Un Héritier de Borges
Jean Orizet poète de l’entretemps [I]
« Longtemps j’hésitai sur le sens à donner à cette présentation. Fallait-il d’emblée livrer les clés […] ou en préserver le mystère pour laisser à chacun le soin de trouver dans l’œuvre ce qu’il souhaitait y découvrir ? »

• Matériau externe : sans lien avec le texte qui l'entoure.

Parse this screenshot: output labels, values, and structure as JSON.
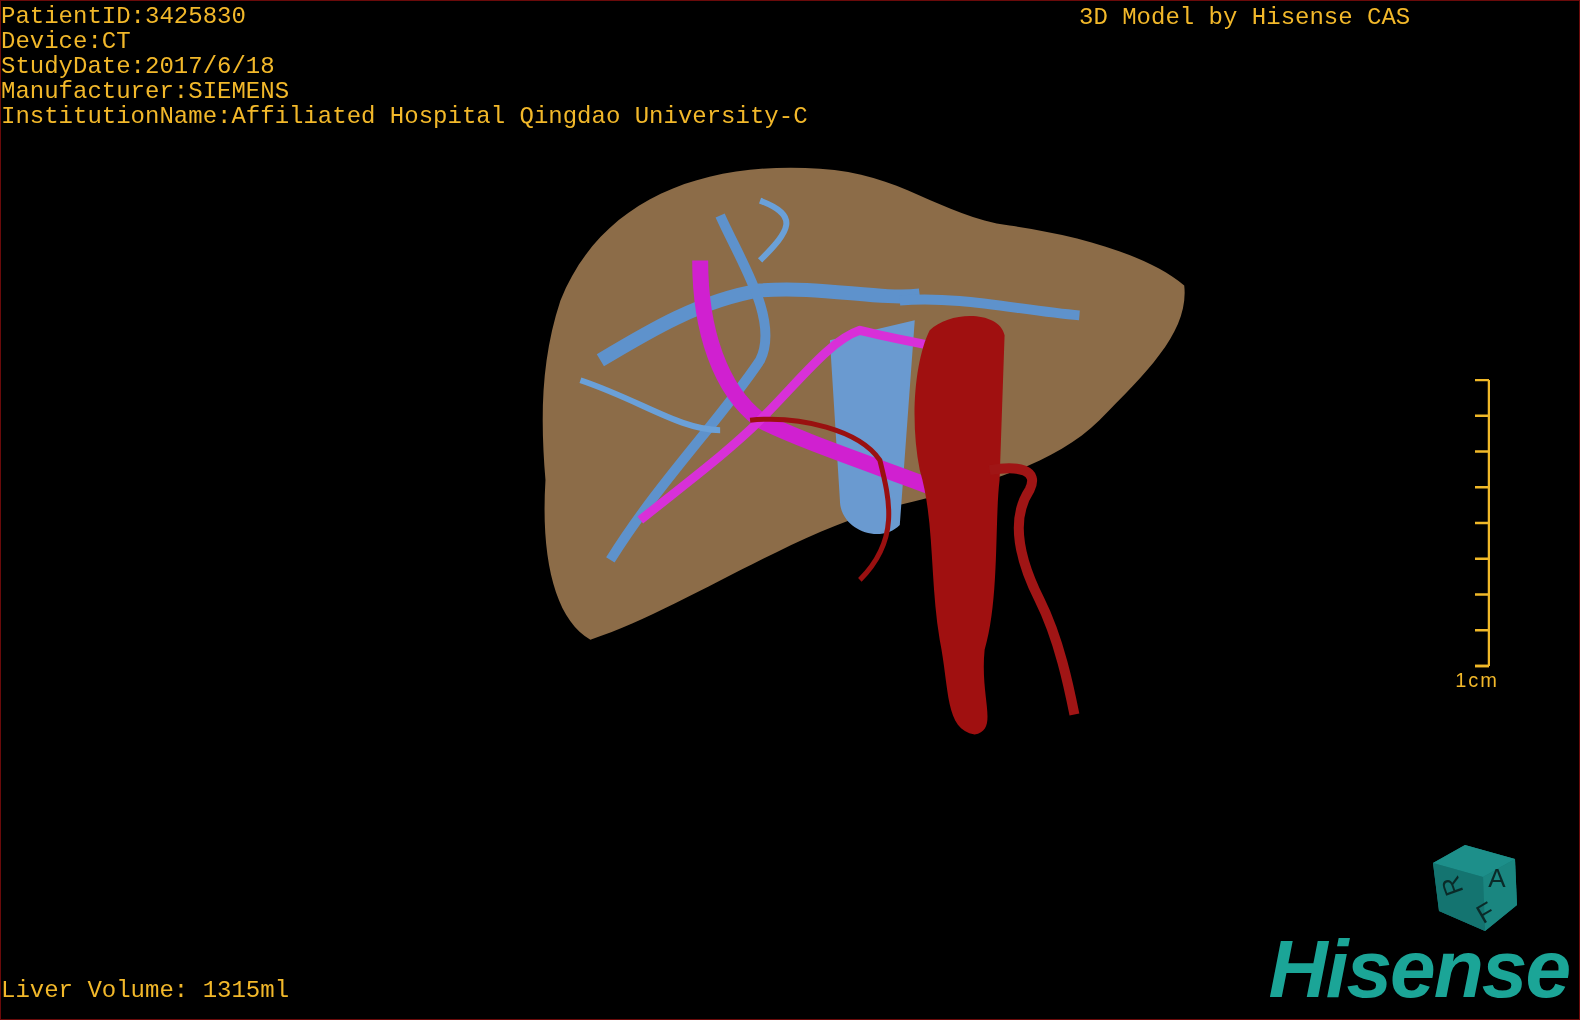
{
  "patient_info": {
    "lines": [
      "PatientID:3425830",
      "Device:CT",
      "StudyDate:2017/6/18",
      "Manufacturer:SIEMENS",
      "InstitutionName:Affiliated Hospital Qingdao University-C"
    ]
  },
  "title": "3D Model by Hisense CAS",
  "scale_bar": {
    "label": "1cm"
  },
  "orientation_cube": {
    "faces": [
      "A",
      "R",
      "F"
    ]
  },
  "logo": "Hisense",
  "liver_volume": "Liver Volume: 1315ml"
}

Jean Orizet, L’Épaule du cavalier, Cherche Midi, 1991
Tout commence par la rencontre avec un autoportrait d’Arcimboldo –
plume et lavis – dessiné vers 1575. Il est
signé en haut, à gauche, « Joseffi Arcimboldo imago
». Sur l’instant, je m’y étais à peine
arrêté ; puis je le regardai mieux. Ce visage allongé
aux pommettes saillantes, cette bouche mince, ces sourcils bien dessinés,
ces yeux qui fixent un rêve me rappelaient une autre physionomie,
mais laquelle ?
J’explorai mes cartons et retrouvai
un portrait de moi esquissé, quinze ans plus tôt, par un
peintre pragois. Alors j’eus la réponse à ma question.
Le visage d’Arcimboldo et le mien étaient si proches que
je m’étonnai de ne pas l’avoir remarqué plus
tôt. Eussé-je porté barbe et mous-tache, entouré
mon cou d’une fraise et coiffé le bonnet des clercs en usage
au siècle,
la ressemblance entre nous eût été presque parfaite.

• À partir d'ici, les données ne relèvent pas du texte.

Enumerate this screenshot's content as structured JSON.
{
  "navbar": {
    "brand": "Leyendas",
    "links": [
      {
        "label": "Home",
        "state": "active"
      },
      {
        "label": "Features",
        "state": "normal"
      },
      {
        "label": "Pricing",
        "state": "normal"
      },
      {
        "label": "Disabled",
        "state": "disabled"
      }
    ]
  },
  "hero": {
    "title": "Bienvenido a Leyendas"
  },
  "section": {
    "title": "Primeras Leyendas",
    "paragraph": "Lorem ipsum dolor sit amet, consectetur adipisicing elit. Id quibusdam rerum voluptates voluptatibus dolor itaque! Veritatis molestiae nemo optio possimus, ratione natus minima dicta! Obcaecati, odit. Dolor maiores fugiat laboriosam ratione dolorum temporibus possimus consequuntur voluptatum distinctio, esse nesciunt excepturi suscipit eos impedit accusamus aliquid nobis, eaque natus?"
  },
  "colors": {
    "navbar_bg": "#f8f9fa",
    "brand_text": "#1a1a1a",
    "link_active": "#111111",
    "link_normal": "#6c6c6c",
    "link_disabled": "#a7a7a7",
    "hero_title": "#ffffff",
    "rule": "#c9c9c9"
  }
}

Au-dessus du tableau, Janula, mon ami tchèque, avait inscrit un
de mes vers : « Nous durerons bien plus que notre mort »,
phrase à la fois simple et sibylline qui prolongeait la vie créative
de Giuseppe Arcimboldo. Cette rencontre était bien une coïncidence significative où
le jamais-vu rejoint, dans l’entretemps, le déjà-vu,
télescopage du fantasme et de la raison. Une image de cet entretemps
– je l’emprunte au vocabulaire maritime – est celle
du centre de voilure, « point vélique » où s’applique
la résultante des actions du vent sur les voiles du vaisseau. La
conjonction de forces réunies en un point de chaque foc, misaine
ou perroquet, réalise une poussée idéale pour la
marche du bâtiment. De même, la commune présence de
la vie et de son contraire, de l’instinct et de la réflexion,
de l’hier et de l’aujourd’hui s’exerçant
sur un pôle déterminé de ma conscience, rendent possibles
ces plongées dont la magie, simple ou subtile, se trouve à
portée d’expression.
Ainsi commence La Poussière d’Adam, en 1997. Cette page emblématique de l’œuvre entière de Jean Orizet se trouve placée sous ce signe de l’entretemps ; « placée » est d’ailleurs un verbe bien impropre, trop immobile, pour cette œuvre qui, un livre après l’autre, s’érige en cercles concentriques (ce n’est pas la formule qui est un paradoxe, mais l’œuvre en ce qu’elle est hermaphrodite). Il suffit, pour s’en convaincre, de consulter la bibliographie de Jean Orizet. En 1975, il rassemble sous le titre En soi le chaos, « Poésie 1960-1974 », un fort recueil de 300 pages, l’essentiel de ce qu’a formé la matière de quatre précédents parus de 1966 à 1973, à quoi s’ajoute, dit la note de l’éditeur : « Aventuriers n’a fait l’objet que d’une édition hors commerce […] en 1974. Quelques textes sont extraits d’Errance paru […]en 1962. Enfin, la partie inédite se compose de plusieurs poèmes répartis dans les différents chapitres. » Il est précisé dans le liminaire de cette note que « cet ouvrage comprend de larges extraits » ; en d’autres termes, ce premier volume collectif, comme Char les affectionnait, est déjà plus qu’un choix : une recréation.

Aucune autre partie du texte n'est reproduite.